Night Teeth (MA15+, 107 minutes)
An economics student takes on more than he anticipated when he steps into his brother's shift chauffeuring VIPs around Los Angeles in the new Netflix thriller Night Teeth.
It's a strange title, the "teeth" being due to the fact the the two VIPs being chauffeured around are vampires on an evening of gangland-style territorial expansion.
This is a darkly comic and enjoyable Ulyssean journey through the LA nightscape and playing with genre vampire film tropes, supported by fun performances.

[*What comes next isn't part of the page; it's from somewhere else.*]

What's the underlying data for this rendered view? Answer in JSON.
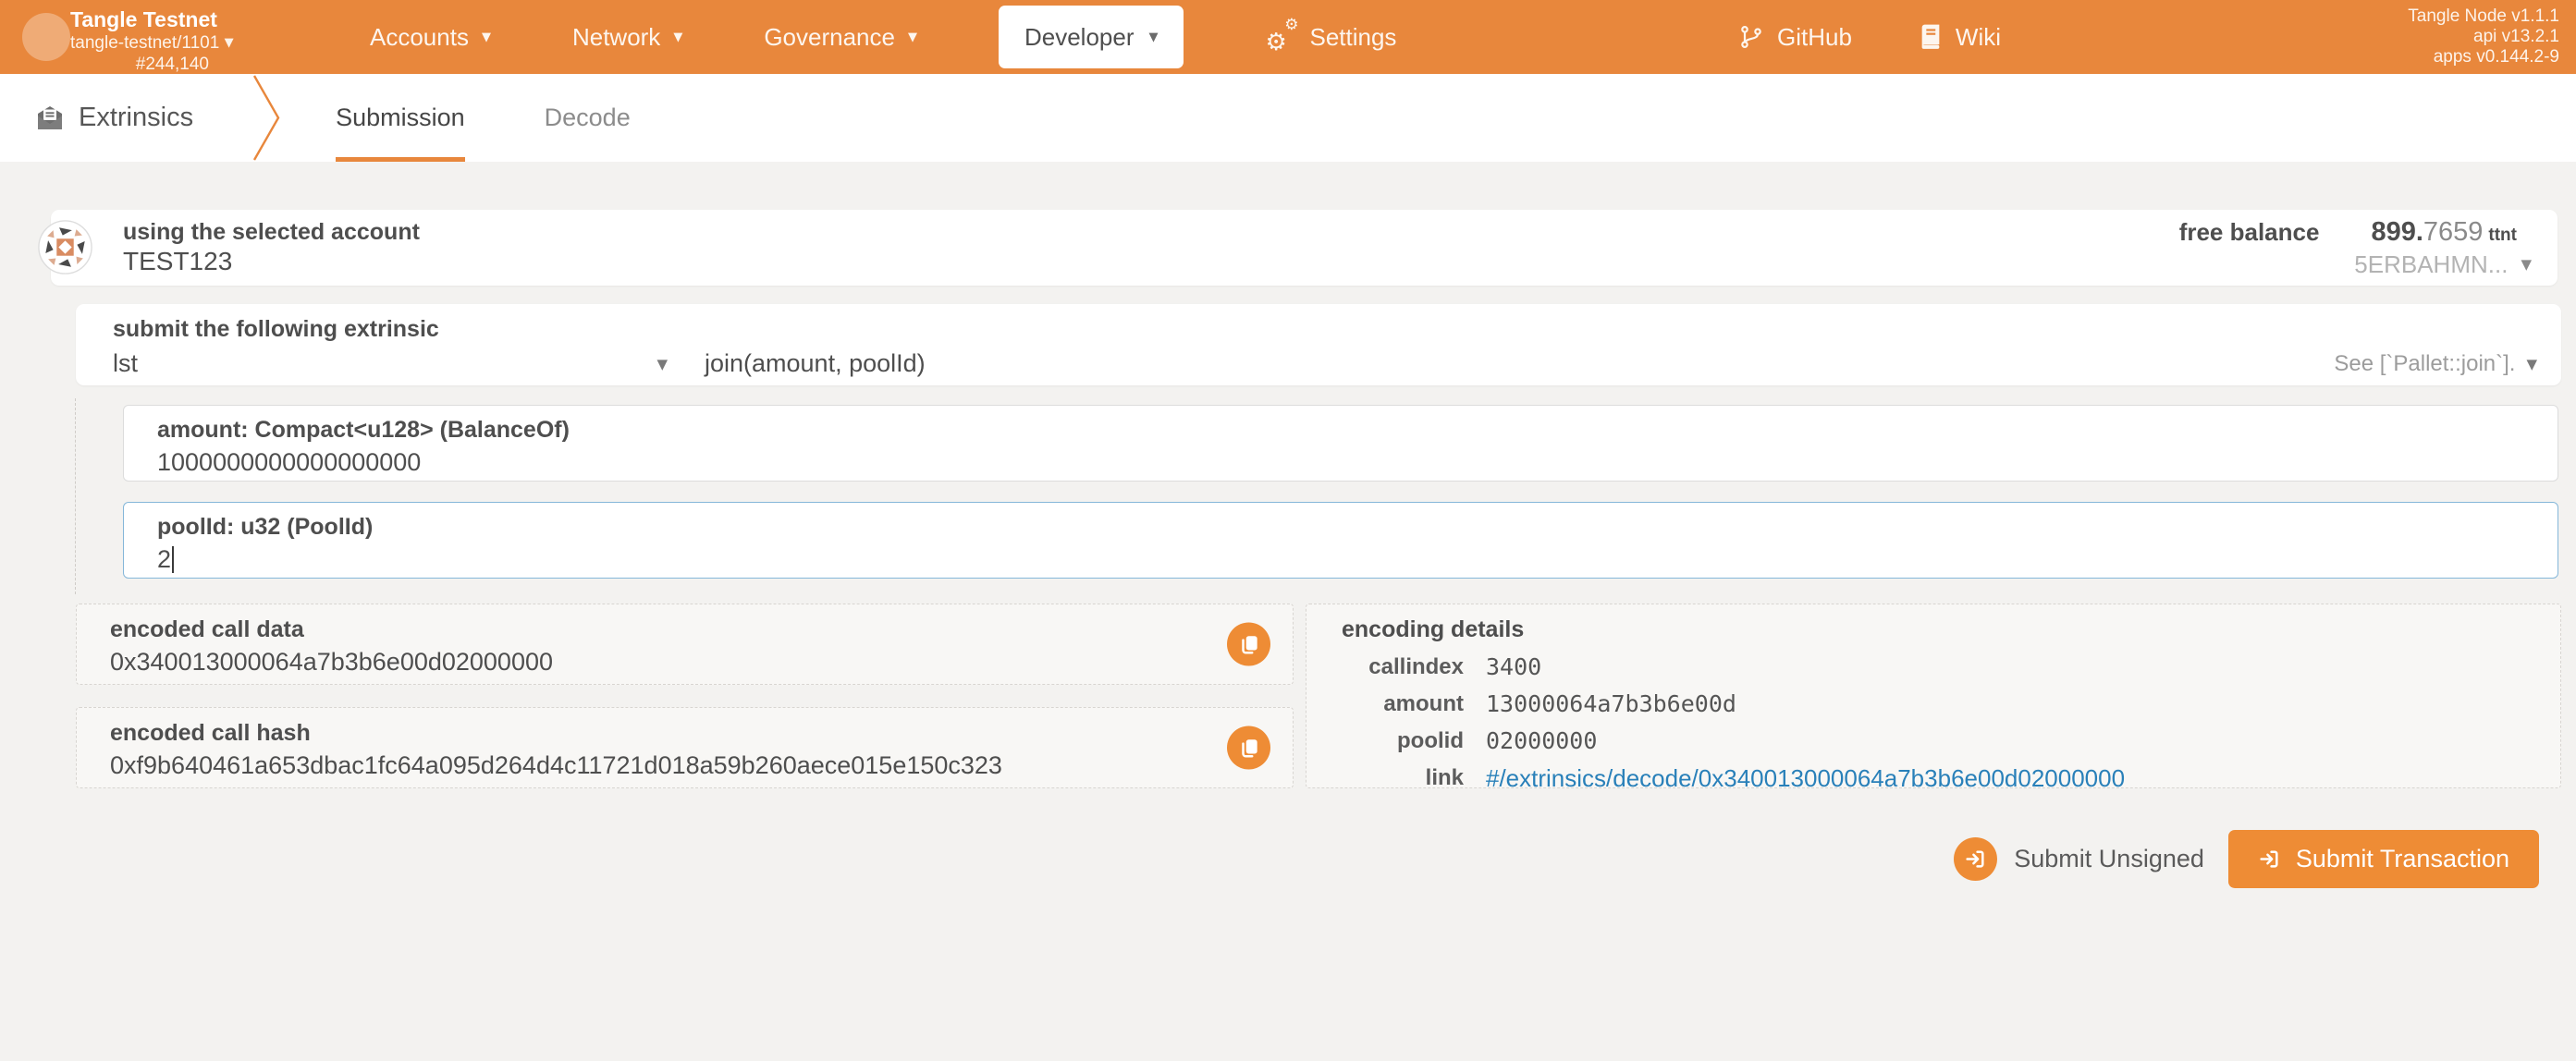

University student by day andelectronica composer by night Benny (Jorge Lendeborg Jr) dreams of changing his life and making enough money for him and his Abuela (Marlene Forte) to live comfortably.
The chance to earn a buck and drive a sweet new ride comes along when his brother Jay (Raul Castillo) is called away on community business and reluctantly allows Benny to fill a lucrative all-night driving job for him.
Arriving at a palatial home in the Hollywood Hills, Benny meets his customers, a pair of deliciously-dressed young women hyped-up for what appears to be an exhaustive night of club-hopping. Zoe (Lucy Fry) hands Benny a list of venues and issues instructions that they must visit them all in order across the night and be home by dawn.
Zoe is rude and dismissive, but her companion Blaire (Debby Ryan) takes an immediate shine to Benny's goofball charm, and he immediately crushes on his glamorous client.
Back in his neighbourhood, brother Jay is conducting what looks like a gangland meeting of his own. It turns out, though, that Jay and his Latin crew have been the brokers of a generations-long detente with the vampire underworld, responsible for helping to keep Los Angeles's human population safe, until this very night, when it appears the vampires have broken the truce.
It also appears that Benny's chauffeuring job is part of the bigger plot of Victor (Alfie Allen), the vampire lover of Zoe and wannabe new head of the vampire underworld. While the girls are slaying their way through the various vampire crime families, Victor has plans to make Benny and Jay martyrs.
Zombies have had a good run in popular culture lately, but I've always preferred bloodsuckers. The filmmakers here, with Alan Randall directing first-time writer Brent Dillon's screenplay, set up a great concept. It is about the soulless denizens of the LA party scene. It could have been Romy & Michelle Meets Twilight, but unfortunately, the screenplay is a little too limited to connect with its audience and its comic potential and it'll upset the metaphysics fans too.
The dynamic that does propel the film is the growing tension and affection between vampire Blaire and her chauffeur, and it wouldn't work if he couldn't snatch glimpses of her in his rear-view mirror, which he does throughout the film. And so immediately the filmmakers ignore one of the go-to vampire film tropes, of vampires not casting a reflection.
This idea goes back millennia to the superstition that a mirror reflects the soul and not the physical body. That's the reason you're supposed to enjoy seven years' back luck if you break one - the amount of time early people felt it took for your soul to heal - and it's the reason soulless vampires cannot be seen in them.
The film's performances are patchy. Former Disney Channel star Ryan's character Blaire gives the actor a meaty adult character to, I apologise here, sink her teeth into. She does an assured job, but her partner in crime, as played by Fry, is a little all over the place in terms of motivation and levels, which might be the writing. In Fry's favour, though, is her brilliantly over-gelled Adventures in Babysitting '80s hair.
The set design is one of the stars of this film, a few truly inspired set pieces are a delight to look at, and a series of fun cameos flesh out the cast, particularly Megan Fox and Sydney Sweeney as the vampire overlords.
If you really want to see soulless evil chillingly portrayed, look for Sweeney's spoiled, precocious teenage brat in The White Lotus on Binge. She's terrifying.